Writer, professor and independent producer, Marcia Rock maintains
a longstanding and continuing interest in the effect of conflict
and violence trapped within the intimacy of the family circle.
Her award-winning documentary, Daughters of the Troubles: Belfast
Stories, on the changing role of women in Northern Ireland, (1997)

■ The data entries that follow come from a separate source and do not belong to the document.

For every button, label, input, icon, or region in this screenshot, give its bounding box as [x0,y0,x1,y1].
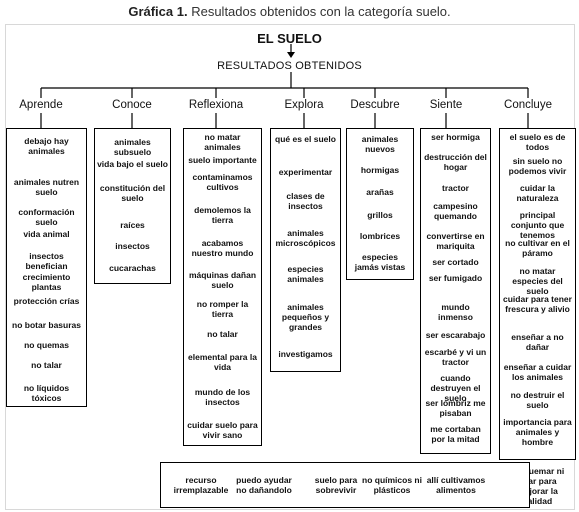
category-item: vida bajo el suelo [97,159,168,169]
category-item: sin suelo no podemos vivir [508,156,567,176]
category-item: animales pequeños y grandes [281,302,330,332]
category-item: no matar animales [204,132,241,152]
category-item: investigamos [278,349,333,359]
category-item: protección crías [13,296,80,306]
category-item: grillos [367,210,393,220]
category-item: animales subsuelo [113,137,152,157]
root-arrow-head [287,52,295,58]
category-item: campesino quemando [433,201,478,221]
category-item: enseñar a cuidar los animales [503,362,572,382]
category-item: constitución del suelo [99,183,166,203]
category-item: no cultivar en el páramo [505,238,570,258]
category-item: elemental para la vida [188,352,257,372]
category-item: debajo hay animales [24,136,69,156]
category-box: qué es el suelo experimentar clases de ins… [270,128,341,372]
category-item: insectos [115,241,150,251]
category-box: animales subsuelo vida bajo el suelo const… [94,128,171,284]
category-item: animales nuevos [361,134,399,154]
category-item: experimentar [278,167,333,177]
category-item: raíces [120,220,145,230]
category-item: ser escarabajo [425,330,486,340]
category-header: Explora [284,99,324,111]
category-item: animales microscópicos [275,228,336,248]
category-item: cuidar la naturaleza [516,183,559,203]
category-item: escarbé y vi un tractor [424,347,487,367]
bottom-item: puedo ayudar no dañandolo [236,475,292,495]
category-box: no matar animales suelo importante contami… [183,128,262,446]
category-item: mundo inmenso [438,302,473,322]
category-item: qué es el suelo [275,134,336,144]
category-header: Reflexiona [188,99,244,111]
category-item: crecimiento plantas [22,272,71,292]
category-header: Siente [429,99,463,111]
category-header: Descubre [350,99,400,111]
category-box: debajo hay animales animales nutren suelo… [6,128,87,407]
category-item: animales nutren suelo [13,177,80,197]
category-header: Conoce [112,99,152,111]
figure-caption-text: Resultados obtenidos con la categoría su… [187,4,451,19]
category-item: no talar [207,329,238,339]
category-item: especies jamás vistas [354,252,406,272]
category-item: acabamos nuestro mundo [191,238,254,258]
category-box: el suelo es de todos sin suelo no podemos… [499,128,576,506]
bottom-item: recurso irremplazable [173,475,229,495]
category-item: el suelo es de todos [509,132,566,152]
root-subtitle: RESULTADOS OBTENIDOS [217,60,362,72]
category-item: cuidar suelo para vivir sano [187,420,258,440]
category-item: clases de insectos [286,191,325,211]
category-item: lombrices [359,231,401,241]
category-item: cuidar para tener frescura y alivio [503,294,572,314]
category-item: máquinas dañan suelo [188,270,257,290]
category-box: ser hormiga destrucción del hogar tractor c… [420,128,491,454]
category-item: ser cortado [432,257,479,267]
category-box: animales nuevos hormigas arañas grillos lomb… [346,128,414,280]
category-item: hormigas [360,165,400,175]
bottom-item: suelo para sobrevivir [314,475,358,495]
category-item: no quemar ni talar para mejorar la calid… [510,466,565,506]
category-item: insectos benefician [25,251,68,271]
category-item: vida animal [23,229,70,239]
category-item: no quemas [24,340,69,350]
category-item: contaminamos cultivos [192,172,253,192]
figure-caption: Gráfica 1. Resultados obtenidos con la c… [0,4,579,19]
category-item: cucarachas [109,263,156,273]
category-item: importancia para animales y hombre [503,417,572,447]
category-item: no romper la tierra [196,299,249,319]
figure-caption-prefix: Gráfica 1. [128,4,188,19]
category-header: Concluye [504,99,552,111]
category-item: enseñar a no dañar [511,332,564,352]
category-item: me cortaban por la mitad [430,424,481,444]
category-item: destrucción del hogar [424,152,487,172]
category-item: ser hormiga [431,132,480,142]
category-header: Aprende [19,99,63,111]
category-item: no botar basuras [12,320,81,330]
category-item: tractor [442,183,469,193]
category-item: no destruir el suelo [510,390,565,410]
root-title: EL SUELO [257,31,322,46]
category-item: ser lombriz me pisaban [425,398,486,418]
category-item: no líquidos tóxicos [23,383,70,403]
bottom-item: no químicos ni plásticos [362,475,422,495]
category-item: no talar [31,360,62,370]
category-item: demolemos la tierra [194,205,251,225]
bottom-item: allí cultivamos alimentos [426,475,486,495]
category-item: no matar especies del suelo [512,266,563,296]
category-item: arañas [366,187,394,197]
category-item: convertirse en mariquita [426,231,485,251]
category-item: conformación suelo [18,207,75,227]
bottom-summary-box: recurso irremplazable puedo ayudar no dañ… [160,462,530,508]
category-item: mundo de los insectos [194,387,251,407]
category-item: especies animales [287,264,324,284]
category-item: principal conjunto que tenemos [510,210,565,240]
category-item: ser fumigado [428,273,483,283]
category-item: cuando destruyen el suelo [430,373,481,403]
category-item: suelo importante [188,155,257,165]
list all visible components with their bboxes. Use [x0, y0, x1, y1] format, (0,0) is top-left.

won the American Women in Radio and Television Grand Award and Documentary
Award and won the first place Chris Award from the Columbus International
Film & Video Festival, among others. It aired in Ireland,
Northern Ireland, Spain, Canada and on PBS stations in the US. "Back
from Beyond: Women Abuse and Drugs," (1998) profiles a new approach
to drug treatment, specifically geared to women addicts convicted
of non-violent felonies. In 1994, she produced City Originals:
Women Making It Work hosted by New York's first lady, Donna Hanover
Giuliani, which won a bronze plaque at the 1994 Christopher Awards
in the social issues category, and honorable mention from American
Women in Radio and Television Commendation Awards in 1995.
Her interest in Ireland began in the 1970s with her first documentary,
The Bronx Irish at the Ramparts, lamenting the disappearing Irish
neighborhoods in New York. Three documentaries on Ireland
and Irish Americans followed. Sons of Derry (1992) profiles
the Protestant Glen Barr and the Catholic Paddy Doherty and the
story of the Troubles in Northern Ireland as told through their
lives. It received a bronze medal from the New York International
Program Festival in 1993. No Irish Need Apply (1993) visits
1860s New York with tour guide Peter Quinn, based on his novel,
Banished Children of Eve (Penguin Books 1995). McSorley's
New York (1987) chronicles the history of New York's Irish immigrant
community and the role McSorley's Ale House has played in the cultural
and political life of the city. The film received an Emmy
Award in 1988.
Rock's interests extend to the arts, literature and international
affairs. Her documentary on the literary history of Greenwich
Village titled Village Writers: The Bohemian Legacy, (1991) was
nominated for a New York Emmy in 1992. Her profile of North
Carolina writer Reynolds Price in Reynolds Price: A Writer's
Inheritance (1990), explores the powerful relationship between family
history and art and won the Red Ribbon Award from the American Film
and Video Festival 1992. Rock also produced a documentary
on the media coverage of the Intifada in Israel in 1988 and received
her first Emmy in 1983 for The Singing Angels in China, a chronicle
of a Cleveland youth choir's trip to China.
Marcia Rock is the Director of Broadcast Journalism and a professor
in the Department of Journalism, New York University. Dr. Rock co-authored
Waiting for Prime Time: The Women of Television News (University
of Illinois Press 1988) with veteran newscaster Marlene Sanders.